Monday, March 4, 2013

Fond memories of Dr. George Whitney

Dr. George Whitney, longtime veterinarian of Orange, Connecticut, has died. The nicest man I have ever known.
Thanks to George’s generosity, I essentially grew up in the Whitney Clinic from ages 9 to 18 after we moved into a house a 5-minute walk away. The clinic was started by George’s father Leon, a good friend of my father Ernest. I always knew Dr. Whitney as George, a man without a pretentious bone in his body. Many was the surgery I assisted George with along with cleaning countless dirty cages.
By the fifth grade I knew George quite well and chose him as my character to portray in a show at Orange Center School. Dressed in a trapper’s hat, rubber boots and buffalo plaid outdoor jacket, his typical get-up, my only line was George’s unique and signature bursting laugh: Aagghhhh!!!
Outside of life in the clinic, I and several others, adult and child, frequently followed him into the night on a hunt as baying coon hounds quarried a raccoon up a tree. George would climb the tree, shake the animal loose, and it would fall to a net on the ground, the rest of us pouncing to close the net. A live catch!
Wanting to expand my own animal breeding population, George knew of an animal researcher at Yale who had guinea pigs missing an eye that were of no more scientific value. He could arrange for me to have a few if I would just save one or two for his 8-foot python to feed on. Of course! Not immediately beknownst to George I left the lab with some 275 animals. He was heartily amused when he saw the python cage nearly over-run with perhaps a dozen one-eyed animals left in there.

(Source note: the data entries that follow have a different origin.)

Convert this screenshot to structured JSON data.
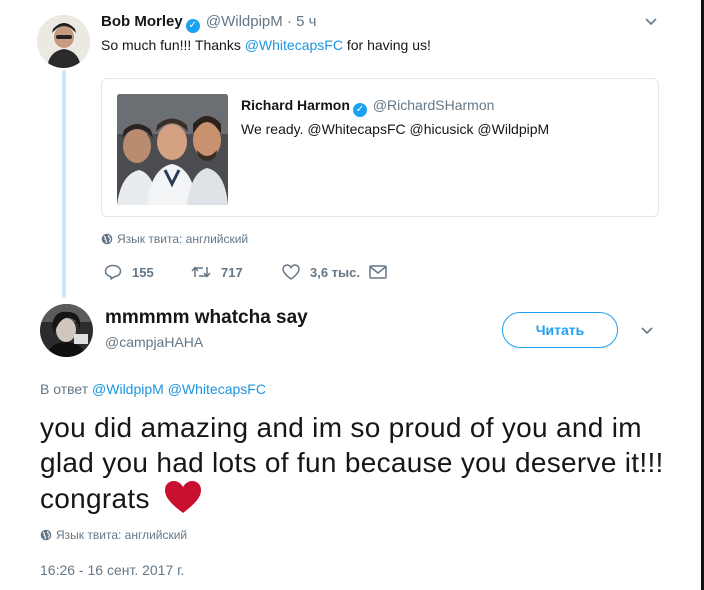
{
  "tweet": {
    "author_name": "Bob Morley",
    "author_handle": "@WildpipM",
    "time": "· 5 ч",
    "text_prefix": "So much fun!!! Thanks ",
    "text_mention": "@WhitecapsFC",
    "text_suffix": " for having us!",
    "quote": {
      "author_name": "Richard Harmon",
      "author_handle": "@RichardSHarmon",
      "text": "We ready. @WhitecapsFC @hicusick @WildpipM"
    },
    "language_note": "Язык твита: английский",
    "actions": {
      "replies": "155",
      "retweets": "717",
      "likes": "3,6 тыс."
    }
  },
  "reply": {
    "author_name": "mmmmm whatcha say",
    "author_handle": "@campjaHAHA",
    "follow_label": "Читать",
    "in_reply_prefix": "В ответ",
    "in_reply_mentions": "@WildpipM @WhitecapsFC",
    "text": "you did amazing and im so proud of you and im glad you had lots of fun because you deserve it!!! congrats",
    "language_note": "Язык твита: английский",
    "timestamp": "16:26 - 16 сент. 2017 г."
  },
  "colors": {
    "accent": "#1da1f2",
    "link": "#1b95e0",
    "muted": "#657786",
    "heart": "#c8102e"
  },
  "icons": [
    "verified-badge-icon",
    "chevron-down-icon",
    "reply-icon",
    "retweet-icon",
    "like-icon",
    "direct-message-icon",
    "globe-icon",
    "heart-emoji"
  ]
}
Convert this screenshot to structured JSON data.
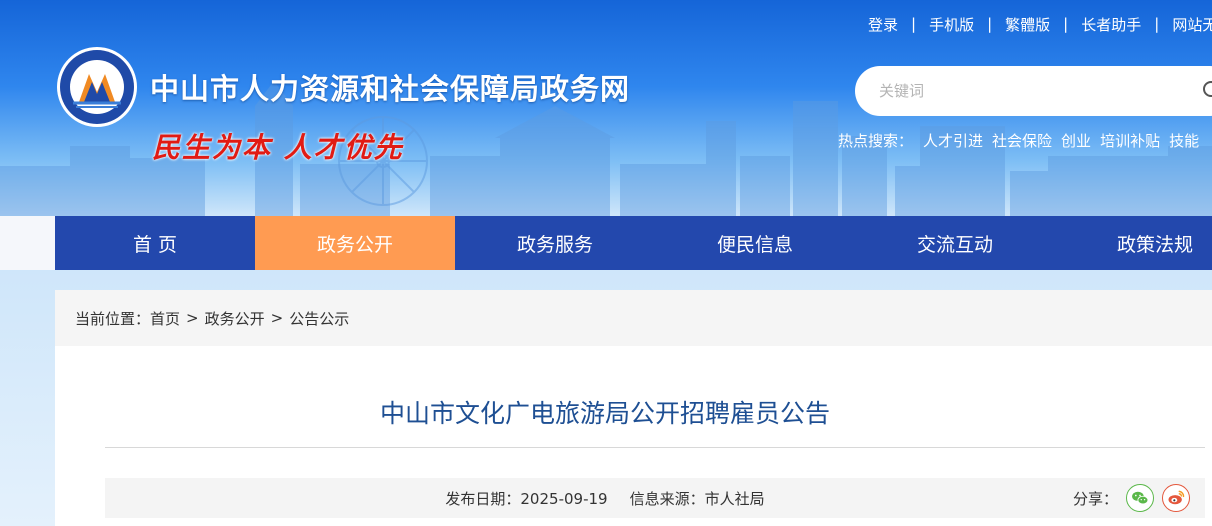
{
  "top_links": [
    "登录",
    "手机版",
    "繁體版",
    "长者助手",
    "网站无"
  ],
  "site": {
    "title": "中山市人力资源和社会保障局政务网",
    "slogan": "民生为本 人才优先"
  },
  "search": {
    "placeholder": "关键词"
  },
  "hot_search": {
    "label": "热点搜索：",
    "items": [
      "人才引进",
      "社会保险",
      "创业",
      "培训补贴",
      "技能"
    ]
  },
  "nav": {
    "items": [
      "首 页",
      "政务公开",
      "政务服务",
      "便民信息",
      "交流互动",
      "政策法规"
    ],
    "active_index": 1
  },
  "breadcrumb": {
    "prefix": "当前位置：",
    "items": [
      "首页",
      "政务公开",
      "公告公示"
    ],
    "separator": ">"
  },
  "article": {
    "title": "中山市文化广电旅游局公开招聘雇员公告",
    "date_label": "发布日期：2025-09-19",
    "source_label": "信息来源：市人社局",
    "share_label": "分享："
  },
  "icons": [
    "search-icon",
    "wechat-icon",
    "weibo-icon"
  ],
  "colors": {
    "nav_bg": "#2348ad",
    "nav_active": "#ff9b52",
    "title_text": "#1e4f93",
    "slogan": "#e11b14"
  }
}
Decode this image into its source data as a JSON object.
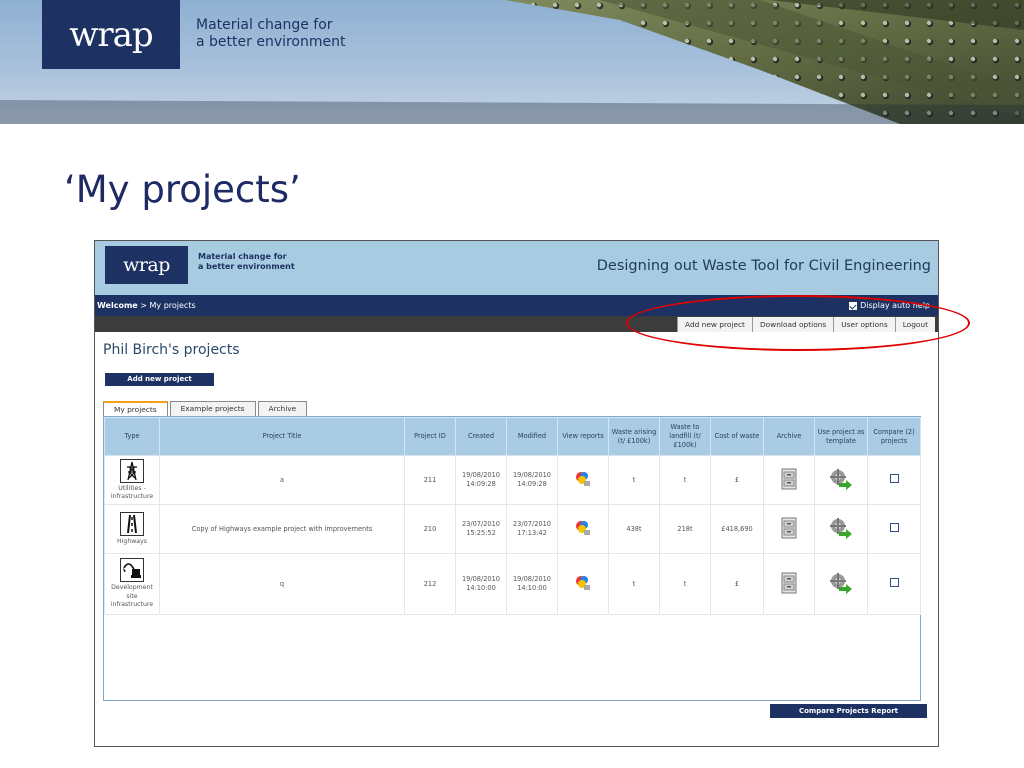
{
  "slide": {
    "logo_text": "wrap",
    "tagline_line1": "Material change for",
    "tagline_line2": "a better environment",
    "title": "‘My projects’"
  },
  "app": {
    "logo_text": "wrap",
    "tagline_line1": "Material change for",
    "tagline_line2": "a better environment",
    "title": "Designing out Waste Tool for Civil Engineering",
    "breadcrumb": {
      "welcome": "Welcome",
      "separator": ">",
      "current": "My projects"
    },
    "auto_help": {
      "label": "Display auto help",
      "checked": true
    },
    "menu": [
      "Add new project",
      "Download options",
      "User options",
      "Logout"
    ],
    "page_heading": "Phil Birch's projects",
    "add_button": "Add new project",
    "tabs": [
      {
        "label": "My projects",
        "active": true
      },
      {
        "label": "Example projects",
        "active": false
      },
      {
        "label": "Archive",
        "active": false
      }
    ],
    "columns": [
      "Type",
      "Project Title",
      "Project ID",
      "Created",
      "Modified",
      "View reports",
      "Waste arising (t/ £100k)",
      "Waste to landfill (t/ £100k)",
      "Cost of waste",
      "Archive",
      "Use project as template",
      "Compare (2) projects"
    ],
    "rows": [
      {
        "type_icon": "pylon-icon",
        "type": "Utilities - Infrastructure",
        "title": "a",
        "id": "211",
        "created": "19/08/2010 14:09:28",
        "modified": "19/08/2010 14:09:28",
        "waste_arising": "t",
        "waste_landfill": "t",
        "cost": "£"
      },
      {
        "type_icon": "highway-icon",
        "type": "Highways",
        "title": "Copy of Highways example project with improvements",
        "id": "210",
        "created": "23/07/2010 15:25:52",
        "modified": "23/07/2010 17:13:42",
        "waste_arising": "438t",
        "waste_landfill": "218t",
        "cost": "£418,690"
      },
      {
        "type_icon": "excavator-icon",
        "type": "Development site infrastructure",
        "title": "q",
        "id": "212",
        "created": "19/08/2010 14:10:00",
        "modified": "19/08/2010 14:10:00",
        "waste_arising": "t",
        "waste_landfill": "t",
        "cost": "£"
      }
    ],
    "compare_button": "Compare Projects Report"
  },
  "colors": {
    "navy": "#1d3263",
    "header_blue": "#a7cbe1",
    "table_header": "#a9cbe4",
    "annotation_red": "#e00000",
    "tab_accent": "#f2a019"
  }
}
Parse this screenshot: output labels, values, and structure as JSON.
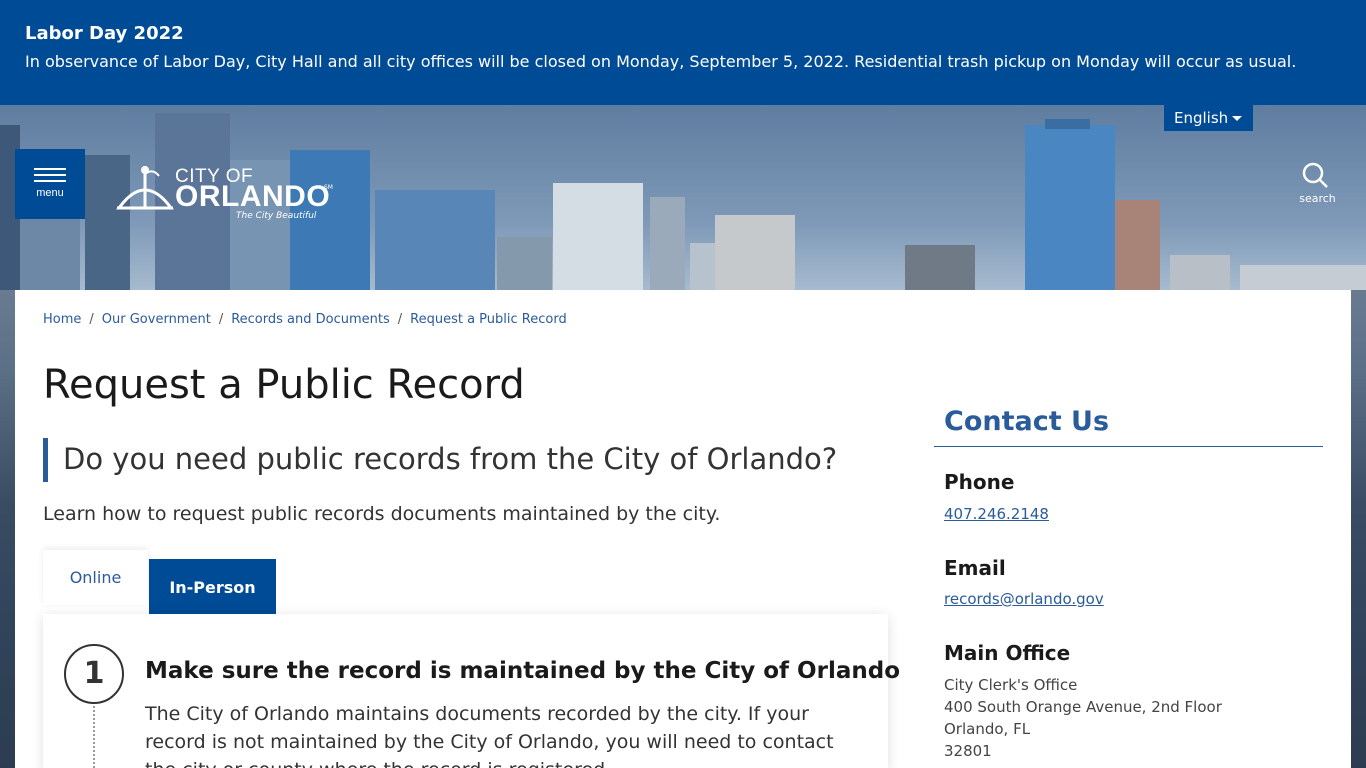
{
  "alert": {
    "title": "Labor Day 2022",
    "text": "In observance of Labor Day, City Hall and all city offices will be closed on Monday, September 5, 2022. Residential trash pickup on Monday will occur as usual."
  },
  "header": {
    "language": "English",
    "menu_label": "menu",
    "search_label": "search",
    "logo": {
      "line1": "CITY OF",
      "line2": "ORLANDO",
      "mark": "SM",
      "tagline": "The City Beautiful"
    }
  },
  "breadcrumb": [
    "Home",
    "Our Government",
    "Records and Documents",
    "Request a Public Record"
  ],
  "page": {
    "title": "Request a Public Record",
    "lead": "Do you need public records from the City of Orlando?",
    "intro": "Learn how to request public records documents maintained by the city."
  },
  "tabs": [
    {
      "label": "Online",
      "active": true
    },
    {
      "label": "In-Person",
      "active": false
    }
  ],
  "steps": [
    {
      "number": "1",
      "title": "Make sure the record is maintained by the City of Orlando",
      "text": "The City of Orlando maintains documents recorded by the city. If your record is not maintained by the City of Orlando, you will need to contact the city or county where the record is registered."
    }
  ],
  "contact": {
    "heading": "Contact Us",
    "phone_label": "Phone",
    "phone": "407.246.2148",
    "email_label": "Email",
    "email": "records@orlando.gov",
    "office_label": "Main Office",
    "office_lines": [
      "City Clerk's Office",
      "400 South Orange Avenue, 2nd Floor",
      "Orlando, FL",
      "32801"
    ]
  },
  "colors": {
    "brand": "#004b96",
    "link": "#2a5b9a"
  }
}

George kept snakes at his house as well. Typically, as things were often somewhat disorganized, one would get loose. Then he would call for a "find the boa constrictor party" at his home.
George was a hard-working fellow who loved his work as a Vet. I never saw the man down or in a negative state of mind. His bursting laugh was up-lifting and good humor always setting the tone. Just a kid, he always treated me as an equal. Would that every man be George, for jealousy, hostility and conflict would find no purchase and so cease to exist. Good-bye and God speed, George. We revel in the good fortune of knowing you.